It's been quite a while since I have looked at word processing here. Over the next couple of weeks I'm going to revisit some of the ongoing themes I cover on this blog about document formats and Scholarly HTML and so on, working with my colleague Ron ”If The Encodings Don't Get You The Namespaces Will” Ward, a veteran word processor wrangler, the man who wrote most of the rendering and conversion code in the ICE application. (I'm still working on the metadata stores thing, too).
So, in no particular order, some things we're going to look at.
I'll come back to the wonderful world of Custom XML in Word 2007, which may be a ex-feature, and the work that Microsoft Research did on various authoring plugins that used it, and try to find out what's happening there. We have a visitor coming this week who worked with MS Research on their ontology plugin. More about that soon.
I'm going to revisit the Word 2007 interface, which frankly still frightens me, I dread that process of hunting through weird interface widgets for something I used to know how to do in muscle memory.1
Interop between Microsoft Word 2007 and Openoffice across .
.odt. This is not just a technical issue, there's politics involved. For instance I think, Sun's evangelical policy used to be “Over our dead body will Writer save into that filthy Microsoft .docx format, although we will let you read it in, in order that your documents might be saved.” (That's saved as in saved from eternal damnation as well as saved in the one true open format). Dear Larry, we have the dead body part, can we have Save as … .docx now2?
Closer to home there are political issues at USQ with ICE and how it works with some classes of documents. Over in the Faculty of Engineering I gather people are being forced to use ICE for maths-heavy courses, Bron Chandler has been working hard to help the course-maintainers in engineering, to find an acceptable way for them to use Word or Writer plus ICE but there are limits to how far we can push these word processors for heavy duty technical documents. I'll say it again: I don't think it makes sense to mandate the use of a tool like ICE at a university; we should talk about performance based standards for materials and remain pragmatic; if we can't find a cheap way to make HTML versions of maths-heavy materials then we may have to settle for PDF and we may have to let people use LaTeX, or DocBook or whatever (I've never heard of one wanting to use DocBook but there are plenty of LaTeX enthusiasts).
Ron is going to look at how we might be able to use Word instead of or in addition to OpenOffice.org in ICE. We picked OpenOffice.org as the main engine-room for ICE several years ago because it is available cross-platform but what if we could do one or more of the following on Windows?
Use Word to generate PDF – should improve the WYSIWYG fidelity (Ron's already got this automated, although not hooked in to ICE yet.)
Use Word rather than OpenOffice to render the image parts of a page, again to improve the way things look. ICE uses a two-part process to convert to HTML. It converts OpenDocument format XML into HTML, but to get images such as charts or equations, it also calls OpenOffice's Save as HTML feature (initial experiments look promising).

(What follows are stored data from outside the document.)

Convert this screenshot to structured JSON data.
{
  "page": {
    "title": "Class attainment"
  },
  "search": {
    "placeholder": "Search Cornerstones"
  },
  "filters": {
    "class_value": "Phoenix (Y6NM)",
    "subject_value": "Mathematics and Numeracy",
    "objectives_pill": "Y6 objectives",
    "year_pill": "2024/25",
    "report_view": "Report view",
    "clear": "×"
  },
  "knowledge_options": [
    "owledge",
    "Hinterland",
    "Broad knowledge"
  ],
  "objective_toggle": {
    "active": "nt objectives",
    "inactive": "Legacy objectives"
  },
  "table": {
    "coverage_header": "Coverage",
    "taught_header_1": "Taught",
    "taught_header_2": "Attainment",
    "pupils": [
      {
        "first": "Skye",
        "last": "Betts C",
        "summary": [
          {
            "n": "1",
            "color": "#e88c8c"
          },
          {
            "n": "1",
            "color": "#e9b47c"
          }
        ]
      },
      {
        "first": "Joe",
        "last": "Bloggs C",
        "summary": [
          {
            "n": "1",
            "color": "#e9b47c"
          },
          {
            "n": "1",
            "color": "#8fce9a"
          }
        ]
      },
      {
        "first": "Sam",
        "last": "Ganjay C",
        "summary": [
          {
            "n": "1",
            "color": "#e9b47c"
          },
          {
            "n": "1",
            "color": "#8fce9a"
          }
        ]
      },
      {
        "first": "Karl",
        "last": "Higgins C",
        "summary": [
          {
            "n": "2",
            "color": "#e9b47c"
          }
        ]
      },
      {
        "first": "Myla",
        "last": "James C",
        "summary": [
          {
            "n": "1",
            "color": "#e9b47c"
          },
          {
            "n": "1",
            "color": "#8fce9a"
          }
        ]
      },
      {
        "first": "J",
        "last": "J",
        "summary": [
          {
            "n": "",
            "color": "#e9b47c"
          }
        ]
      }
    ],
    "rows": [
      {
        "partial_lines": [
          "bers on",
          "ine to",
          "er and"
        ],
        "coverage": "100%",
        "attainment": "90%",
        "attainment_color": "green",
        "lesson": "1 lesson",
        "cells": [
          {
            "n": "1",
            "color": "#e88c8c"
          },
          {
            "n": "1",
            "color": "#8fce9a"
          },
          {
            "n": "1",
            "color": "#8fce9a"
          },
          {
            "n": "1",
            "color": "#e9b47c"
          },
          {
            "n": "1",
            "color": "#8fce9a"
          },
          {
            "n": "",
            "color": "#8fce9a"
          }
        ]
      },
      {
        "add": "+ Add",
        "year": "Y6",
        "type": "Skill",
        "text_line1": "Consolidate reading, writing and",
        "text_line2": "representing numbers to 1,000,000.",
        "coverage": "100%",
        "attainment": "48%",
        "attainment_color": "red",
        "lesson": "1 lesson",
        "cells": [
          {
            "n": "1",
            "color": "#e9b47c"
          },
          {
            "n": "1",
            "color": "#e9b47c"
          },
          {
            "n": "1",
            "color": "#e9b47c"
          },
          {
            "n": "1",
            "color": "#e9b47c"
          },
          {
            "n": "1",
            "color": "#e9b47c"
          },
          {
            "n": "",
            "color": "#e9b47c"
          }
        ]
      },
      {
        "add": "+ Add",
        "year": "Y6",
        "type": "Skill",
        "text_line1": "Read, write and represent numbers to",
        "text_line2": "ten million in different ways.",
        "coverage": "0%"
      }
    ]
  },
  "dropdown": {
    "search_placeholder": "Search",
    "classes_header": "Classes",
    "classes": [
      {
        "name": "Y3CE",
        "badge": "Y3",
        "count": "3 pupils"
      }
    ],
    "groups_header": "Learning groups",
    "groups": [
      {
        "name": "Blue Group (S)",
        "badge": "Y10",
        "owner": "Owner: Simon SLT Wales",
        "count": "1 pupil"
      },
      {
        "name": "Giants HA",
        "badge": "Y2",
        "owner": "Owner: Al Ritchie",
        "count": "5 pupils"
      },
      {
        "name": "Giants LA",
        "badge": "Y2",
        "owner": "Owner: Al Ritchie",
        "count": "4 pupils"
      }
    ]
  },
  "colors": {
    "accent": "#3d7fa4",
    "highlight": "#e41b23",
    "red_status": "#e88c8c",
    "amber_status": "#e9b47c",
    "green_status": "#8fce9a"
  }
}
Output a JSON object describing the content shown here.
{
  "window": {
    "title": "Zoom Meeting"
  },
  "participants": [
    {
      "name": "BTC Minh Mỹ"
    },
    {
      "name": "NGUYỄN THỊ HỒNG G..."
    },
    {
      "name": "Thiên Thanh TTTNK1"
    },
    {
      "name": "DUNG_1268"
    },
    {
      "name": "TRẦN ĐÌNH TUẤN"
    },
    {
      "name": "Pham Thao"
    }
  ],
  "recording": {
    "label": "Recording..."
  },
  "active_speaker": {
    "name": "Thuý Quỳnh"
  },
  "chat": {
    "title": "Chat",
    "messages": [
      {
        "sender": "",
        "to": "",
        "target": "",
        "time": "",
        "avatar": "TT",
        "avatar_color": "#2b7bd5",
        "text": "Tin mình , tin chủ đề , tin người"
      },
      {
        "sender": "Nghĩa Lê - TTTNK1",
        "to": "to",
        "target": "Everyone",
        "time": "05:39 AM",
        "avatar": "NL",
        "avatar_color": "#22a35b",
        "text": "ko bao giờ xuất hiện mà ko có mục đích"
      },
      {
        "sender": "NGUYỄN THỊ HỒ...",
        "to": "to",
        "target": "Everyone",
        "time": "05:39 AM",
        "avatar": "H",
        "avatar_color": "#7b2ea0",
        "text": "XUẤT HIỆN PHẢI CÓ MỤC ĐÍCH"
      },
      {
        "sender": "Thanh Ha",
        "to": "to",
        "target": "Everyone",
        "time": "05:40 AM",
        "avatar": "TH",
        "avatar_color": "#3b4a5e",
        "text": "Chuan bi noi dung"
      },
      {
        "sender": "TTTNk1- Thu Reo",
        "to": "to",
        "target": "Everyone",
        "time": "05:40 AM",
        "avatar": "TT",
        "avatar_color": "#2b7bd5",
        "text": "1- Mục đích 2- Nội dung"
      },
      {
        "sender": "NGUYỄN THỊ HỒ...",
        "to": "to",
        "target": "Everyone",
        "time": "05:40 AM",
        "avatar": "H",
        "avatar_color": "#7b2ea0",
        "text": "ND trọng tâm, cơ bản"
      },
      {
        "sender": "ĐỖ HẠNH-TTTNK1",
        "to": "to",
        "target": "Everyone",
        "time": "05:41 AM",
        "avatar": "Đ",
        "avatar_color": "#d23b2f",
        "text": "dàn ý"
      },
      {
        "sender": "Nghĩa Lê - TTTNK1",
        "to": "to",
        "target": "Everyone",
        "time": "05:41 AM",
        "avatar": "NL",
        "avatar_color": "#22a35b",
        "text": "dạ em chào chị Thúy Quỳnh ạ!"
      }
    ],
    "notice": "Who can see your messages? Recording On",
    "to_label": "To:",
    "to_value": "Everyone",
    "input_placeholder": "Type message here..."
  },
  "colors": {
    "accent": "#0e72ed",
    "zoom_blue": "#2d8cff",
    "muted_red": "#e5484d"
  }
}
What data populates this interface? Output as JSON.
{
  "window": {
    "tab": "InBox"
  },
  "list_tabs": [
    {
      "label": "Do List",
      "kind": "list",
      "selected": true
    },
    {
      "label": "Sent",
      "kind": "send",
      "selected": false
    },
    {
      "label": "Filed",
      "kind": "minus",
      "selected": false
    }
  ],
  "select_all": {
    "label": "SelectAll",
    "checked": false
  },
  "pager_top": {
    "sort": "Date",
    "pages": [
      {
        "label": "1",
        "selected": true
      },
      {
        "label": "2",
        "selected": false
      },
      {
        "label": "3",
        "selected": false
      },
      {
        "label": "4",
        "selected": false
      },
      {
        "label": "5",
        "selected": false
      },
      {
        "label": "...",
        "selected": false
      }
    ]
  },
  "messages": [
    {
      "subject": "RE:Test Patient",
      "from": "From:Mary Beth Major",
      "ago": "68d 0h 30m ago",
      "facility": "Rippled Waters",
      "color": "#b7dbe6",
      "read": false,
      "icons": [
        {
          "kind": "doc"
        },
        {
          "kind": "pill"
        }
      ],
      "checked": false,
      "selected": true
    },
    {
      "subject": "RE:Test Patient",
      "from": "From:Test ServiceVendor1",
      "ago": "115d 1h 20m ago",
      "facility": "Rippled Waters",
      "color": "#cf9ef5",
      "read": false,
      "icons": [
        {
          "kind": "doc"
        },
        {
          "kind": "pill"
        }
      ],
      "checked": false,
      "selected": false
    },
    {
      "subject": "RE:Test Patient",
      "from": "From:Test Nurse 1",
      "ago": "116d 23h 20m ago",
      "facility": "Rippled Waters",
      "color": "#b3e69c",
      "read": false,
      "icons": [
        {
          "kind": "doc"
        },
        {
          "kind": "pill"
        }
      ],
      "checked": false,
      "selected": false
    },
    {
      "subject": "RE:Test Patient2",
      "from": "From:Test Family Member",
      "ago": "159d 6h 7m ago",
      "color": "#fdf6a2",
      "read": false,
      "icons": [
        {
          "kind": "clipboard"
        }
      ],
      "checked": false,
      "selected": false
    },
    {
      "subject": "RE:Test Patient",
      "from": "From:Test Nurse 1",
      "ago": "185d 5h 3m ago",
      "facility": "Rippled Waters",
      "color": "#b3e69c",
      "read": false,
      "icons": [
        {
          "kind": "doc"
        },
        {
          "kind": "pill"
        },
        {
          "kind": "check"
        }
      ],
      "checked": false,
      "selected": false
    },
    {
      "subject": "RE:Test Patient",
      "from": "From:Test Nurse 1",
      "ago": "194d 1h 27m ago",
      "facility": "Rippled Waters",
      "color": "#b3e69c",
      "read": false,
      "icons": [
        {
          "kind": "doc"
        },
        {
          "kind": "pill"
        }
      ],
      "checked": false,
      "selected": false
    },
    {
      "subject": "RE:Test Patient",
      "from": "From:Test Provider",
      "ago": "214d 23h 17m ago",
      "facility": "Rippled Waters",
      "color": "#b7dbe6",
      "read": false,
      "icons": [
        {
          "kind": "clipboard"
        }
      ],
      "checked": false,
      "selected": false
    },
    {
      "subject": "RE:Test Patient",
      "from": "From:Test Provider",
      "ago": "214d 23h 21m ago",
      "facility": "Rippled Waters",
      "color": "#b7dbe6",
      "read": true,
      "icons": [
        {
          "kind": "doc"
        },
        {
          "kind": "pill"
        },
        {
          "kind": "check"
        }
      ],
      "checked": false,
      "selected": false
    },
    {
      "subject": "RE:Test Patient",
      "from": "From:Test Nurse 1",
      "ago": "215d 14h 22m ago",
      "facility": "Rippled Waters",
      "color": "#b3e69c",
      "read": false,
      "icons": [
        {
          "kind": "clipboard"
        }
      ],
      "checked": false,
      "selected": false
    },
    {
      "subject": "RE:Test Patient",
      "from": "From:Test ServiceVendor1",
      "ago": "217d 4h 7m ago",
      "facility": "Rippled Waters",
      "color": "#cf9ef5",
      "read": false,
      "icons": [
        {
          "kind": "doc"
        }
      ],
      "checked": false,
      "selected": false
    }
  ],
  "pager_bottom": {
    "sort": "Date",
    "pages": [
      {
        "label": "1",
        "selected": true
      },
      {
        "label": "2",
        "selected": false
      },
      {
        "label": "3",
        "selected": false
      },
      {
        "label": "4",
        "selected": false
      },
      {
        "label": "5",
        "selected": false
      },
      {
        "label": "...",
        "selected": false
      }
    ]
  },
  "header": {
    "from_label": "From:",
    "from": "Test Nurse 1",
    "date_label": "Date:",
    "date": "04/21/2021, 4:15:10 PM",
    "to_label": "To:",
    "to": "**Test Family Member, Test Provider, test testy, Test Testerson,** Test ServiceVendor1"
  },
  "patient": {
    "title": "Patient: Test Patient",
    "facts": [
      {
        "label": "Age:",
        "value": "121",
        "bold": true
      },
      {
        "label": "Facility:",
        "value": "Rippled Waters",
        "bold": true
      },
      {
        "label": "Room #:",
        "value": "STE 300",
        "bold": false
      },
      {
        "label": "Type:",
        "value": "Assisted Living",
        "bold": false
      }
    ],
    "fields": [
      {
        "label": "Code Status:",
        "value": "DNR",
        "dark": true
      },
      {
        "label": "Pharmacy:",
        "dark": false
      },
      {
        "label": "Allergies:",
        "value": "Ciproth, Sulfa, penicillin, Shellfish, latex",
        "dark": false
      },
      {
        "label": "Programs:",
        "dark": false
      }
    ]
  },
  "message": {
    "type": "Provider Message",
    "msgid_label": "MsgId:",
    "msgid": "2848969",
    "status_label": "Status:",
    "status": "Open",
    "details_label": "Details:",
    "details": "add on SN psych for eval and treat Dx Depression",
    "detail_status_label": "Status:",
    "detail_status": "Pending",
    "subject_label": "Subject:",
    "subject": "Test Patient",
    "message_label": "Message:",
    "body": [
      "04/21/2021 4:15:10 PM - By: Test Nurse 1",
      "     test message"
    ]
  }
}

Maybe replace OpenOffice.org altogether on Windows by automating it to save as .odt behind the scenes. (If that works, there is still the issue of how to make books out of individual course documents. At them moment this I a very complex process which automates Writer, as the master document feature doesn't work for what we want.)
And if the above fails, maybe rewrite the ICE renderer for Office Open XML rather than Open Document Format. Big job we'd rather not have to resource.
Along the way, this is going to force me to spend some time in Windows for the first time in a long time, guess I'll have a chance to learn about Windows 7.
Copyright Peter Sefton, 2010. Licensed under Creative Commons Attribution-Share Alike 2.5 Australia. <http://creativecommons.org/licenses/by-sa/2.5/au/>
1 Look, I'm not afraid of learning new things, why at the moment I'm more or less learning to play the mandolin which is tuned in 5^th^ s rather than 4^th^ s like most of a guitar – that's a whole lot of new fingerings, but it makes sense and it's fun.
2 Yes I can save as .docx here in Ubuntu, but that's a special build with some Novell code in it, I believe.